Denn was grundsätzlich gut klingt, muss nicht gut sein, wenn es konkret wird. Das zeigt gegenwärtig das Beispiel der Velorouten-Initiative in Zürich. Viele jener, die 2020 an der Urne Ja gesagt haben, wehren sich jetzt in den Quartieren. Sie empfinden die Umsetzung als stur und realitätsfern.

Man kann hoffen, dass die jüngsten Extremideen an der Macht des Faktischen scheitern werden. Zum Beispiel am übergeordneten Recht, das vorgibt, dass man Anwohnerinnen und Anwohnern die Zufahrt zu ihrer Liegenschaft mit dem Auto nicht verwehren darf. Zudem muss sich die Stadt auf Quartierstrassen beschränken. Der Kanton wird seine Staatsstrassen sicher nicht für einen Umbau hergeben.

Wohin es führt, wenn es die linke Stadtpolitik zu weit treibt, hat man kürzlich bei Tempo 30 gesehen. Die Parallele zur grünen Stadt ist offensichtlich: Tempo 30 ist in Wohnquartieren vernünftig und ergibt punktuell auch auf Hauptverkehrsachsen Sinn. Aber eben nicht generell, sondern nach Einzelfallprüfung.

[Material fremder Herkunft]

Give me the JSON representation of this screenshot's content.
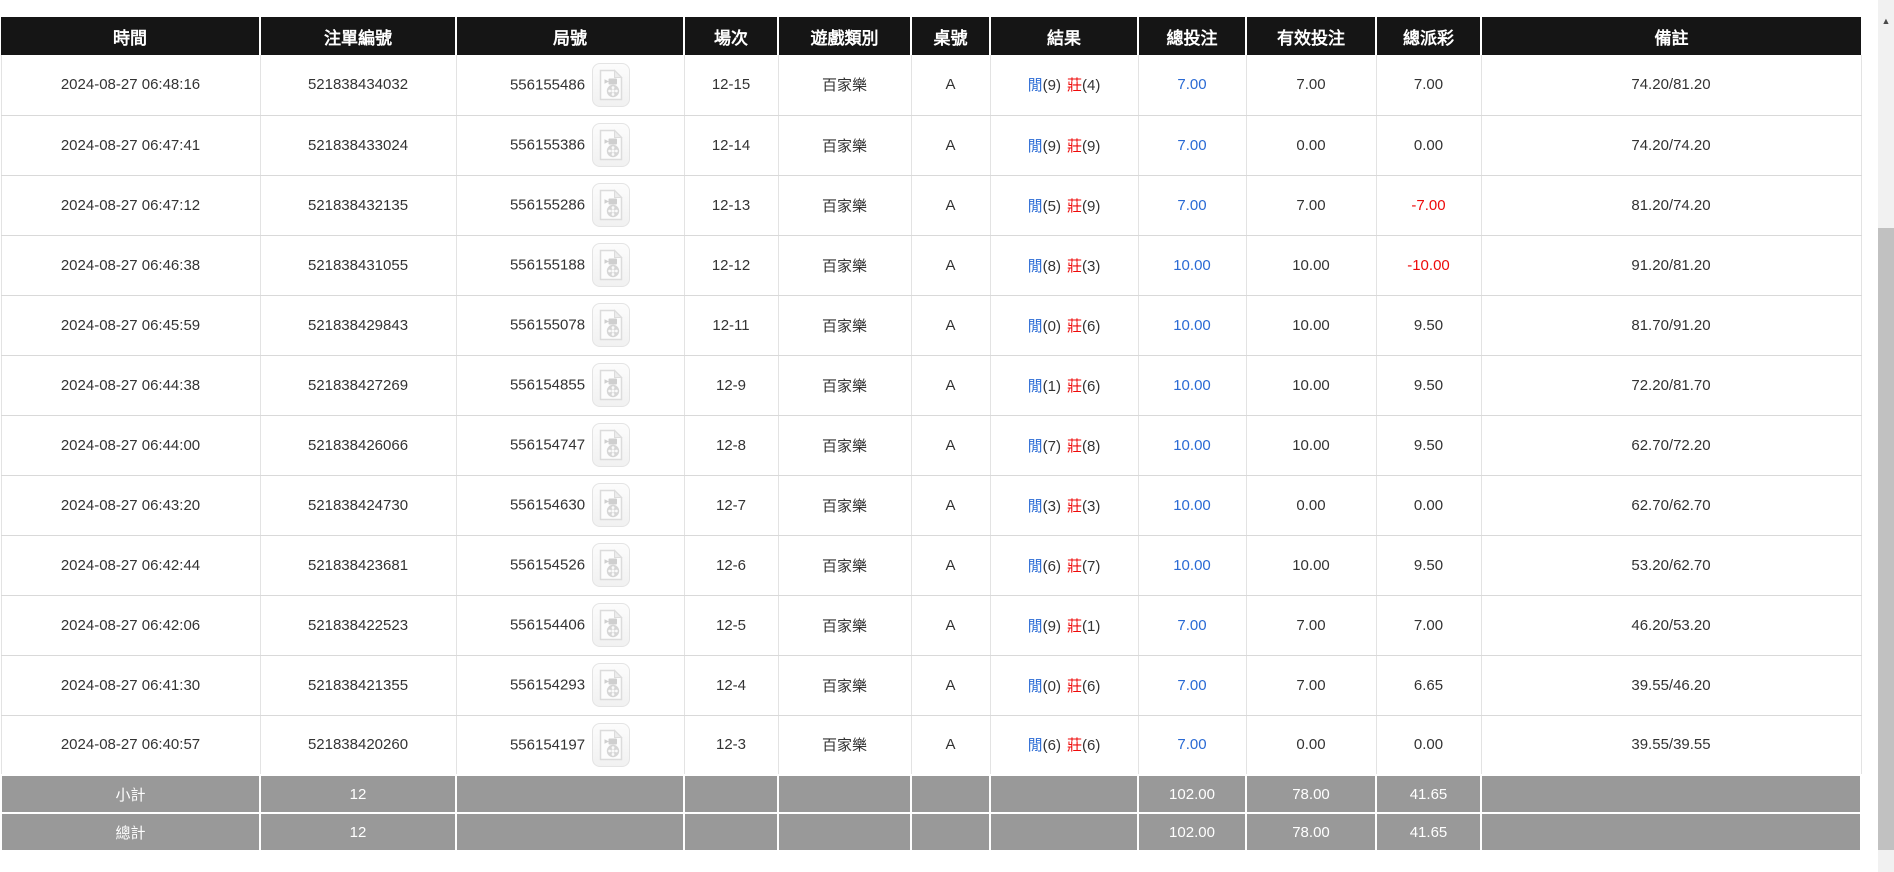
{
  "colors": {
    "link_blue": "#2a6ad4",
    "loss_red": "#ee0a0a",
    "header_bg": "#151515",
    "summary_bg": "#999999"
  },
  "scrollbar": {
    "up_arrow": "▲"
  },
  "table": {
    "columns": [
      {
        "key": "time",
        "label": "時間"
      },
      {
        "key": "bet-id",
        "label": "注單編號"
      },
      {
        "key": "round",
        "label": "局號"
      },
      {
        "key": "session",
        "label": "場次"
      },
      {
        "key": "game-type",
        "label": "遊戲類別"
      },
      {
        "key": "table-no",
        "label": "桌號"
      },
      {
        "key": "result",
        "label": "結果"
      },
      {
        "key": "total-bet",
        "label": "總投注"
      },
      {
        "key": "valid-bet",
        "label": "有效投注"
      },
      {
        "key": "payout",
        "label": "總派彩"
      },
      {
        "key": "remark",
        "label": "備註"
      }
    ],
    "rows": [
      {
        "time": "2024-08-27 06:48:16",
        "bet_id": "521838434032",
        "round": "556155486",
        "session": "12-15",
        "game_type": "百家樂",
        "table_no": "A",
        "result": {
          "player_label": "閒",
          "player_pts": "(9)",
          "banker_label": "莊",
          "banker_pts": "(4)"
        },
        "total_bet": "7.00",
        "valid_bet": "7.00",
        "payout": "7.00",
        "remark": "74.20/81.20"
      },
      {
        "time": "2024-08-27 06:47:41",
        "bet_id": "521838433024",
        "round": "556155386",
        "session": "12-14",
        "game_type": "百家樂",
        "table_no": "A",
        "result": {
          "player_label": "閒",
          "player_pts": "(9)",
          "banker_label": "莊",
          "banker_pts": "(9)"
        },
        "total_bet": "7.00",
        "valid_bet": "0.00",
        "payout": "0.00",
        "remark": "74.20/74.20"
      },
      {
        "time": "2024-08-27 06:47:12",
        "bet_id": "521838432135",
        "round": "556155286",
        "session": "12-13",
        "game_type": "百家樂",
        "table_no": "A",
        "result": {
          "player_label": "閒",
          "player_pts": "(5)",
          "banker_label": "莊",
          "banker_pts": "(9)"
        },
        "total_bet": "7.00",
        "valid_bet": "7.00",
        "payout": "-7.00",
        "remark": "81.20/74.20"
      },
      {
        "time": "2024-08-27 06:46:38",
        "bet_id": "521838431055",
        "round": "556155188",
        "session": "12-12",
        "game_type": "百家樂",
        "table_no": "A",
        "result": {
          "player_label": "閒",
          "player_pts": "(8)",
          "banker_label": "莊",
          "banker_pts": "(3)"
        },
        "total_bet": "10.00",
        "valid_bet": "10.00",
        "payout": "-10.00",
        "remark": "91.20/81.20"
      },
      {
        "time": "2024-08-27 06:45:59",
        "bet_id": "521838429843",
        "round": "556155078",
        "session": "12-11",
        "game_type": "百家樂",
        "table_no": "A",
        "result": {
          "player_label": "閒",
          "player_pts": "(0)",
          "banker_label": "莊",
          "banker_pts": "(6)"
        },
        "total_bet": "10.00",
        "valid_bet": "10.00",
        "payout": "9.50",
        "remark": "81.70/91.20"
      },
      {
        "time": "2024-08-27 06:44:38",
        "bet_id": "521838427269",
        "round": "556154855",
        "session": "12-9",
        "game_type": "百家樂",
        "table_no": "A",
        "result": {
          "player_label": "閒",
          "player_pts": "(1)",
          "banker_label": "莊",
          "banker_pts": "(6)"
        },
        "total_bet": "10.00",
        "valid_bet": "10.00",
        "payout": "9.50",
        "remark": "72.20/81.70"
      },
      {
        "time": "2024-08-27 06:44:00",
        "bet_id": "521838426066",
        "round": "556154747",
        "session": "12-8",
        "game_type": "百家樂",
        "table_no": "A",
        "result": {
          "player_label": "閒",
          "player_pts": "(7)",
          "banker_label": "莊",
          "banker_pts": "(8)"
        },
        "total_bet": "10.00",
        "valid_bet": "10.00",
        "payout": "9.50",
        "remark": "62.70/72.20"
      },
      {
        "time": "2024-08-27 06:43:20",
        "bet_id": "521838424730",
        "round": "556154630",
        "session": "12-7",
        "game_type": "百家樂",
        "table_no": "A",
        "result": {
          "player_label": "閒",
          "player_pts": "(3)",
          "banker_label": "莊",
          "banker_pts": "(3)"
        },
        "total_bet": "10.00",
        "valid_bet": "0.00",
        "payout": "0.00",
        "remark": "62.70/62.70"
      },
      {
        "time": "2024-08-27 06:42:44",
        "bet_id": "521838423681",
        "round": "556154526",
        "session": "12-6",
        "game_type": "百家樂",
        "table_no": "A",
        "result": {
          "player_label": "閒",
          "player_pts": "(6)",
          "banker_label": "莊",
          "banker_pts": "(7)"
        },
        "total_bet": "10.00",
        "valid_bet": "10.00",
        "payout": "9.50",
        "remark": "53.20/62.70"
      },
      {
        "time": "2024-08-27 06:42:06",
        "bet_id": "521838422523",
        "round": "556154406",
        "session": "12-5",
        "game_type": "百家樂",
        "table_no": "A",
        "result": {
          "player_label": "閒",
          "player_pts": "(9)",
          "banker_label": "莊",
          "banker_pts": "(1)"
        },
        "total_bet": "7.00",
        "valid_bet": "7.00",
        "payout": "7.00",
        "remark": "46.20/53.20"
      },
      {
        "time": "2024-08-27 06:41:30",
        "bet_id": "521838421355",
        "round": "556154293",
        "session": "12-4",
        "game_type": "百家樂",
        "table_no": "A",
        "result": {
          "player_label": "閒",
          "player_pts": "(0)",
          "banker_label": "莊",
          "banker_pts": "(6)"
        },
        "total_bet": "7.00",
        "valid_bet": "7.00",
        "payout": "6.65",
        "remark": "39.55/46.20"
      },
      {
        "time": "2024-08-27 06:40:57",
        "bet_id": "521838420260",
        "round": "556154197",
        "session": "12-3",
        "game_type": "百家樂",
        "table_no": "A",
        "result": {
          "player_label": "閒",
          "player_pts": "(6)",
          "banker_label": "莊",
          "banker_pts": "(6)"
        },
        "total_bet": "7.00",
        "valid_bet": "0.00",
        "payout": "0.00",
        "remark": "39.55/39.55"
      }
    ],
    "footer": [
      {
        "label": "小計",
        "count": "12",
        "total_bet": "102.00",
        "valid_bet": "78.00",
        "payout": "41.65"
      },
      {
        "label": "總計",
        "count": "12",
        "total_bet": "102.00",
        "valid_bet": "78.00",
        "payout": "41.65"
      }
    ]
  }
}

Weil die Städte sich aber auf die allgemeine Forderung im gesamten Siedlungsgebiet versteiften, haben sie einen Backlash auf eidgenössischer Ebene provoziert. Dort dürfte Tempo 30 auf Hauptverkehrsachsen bald empfindlich eingeschränkt werden.

Das zeigt: Auf ungesunde Übertreibungen folgt irgendwann die Quittung.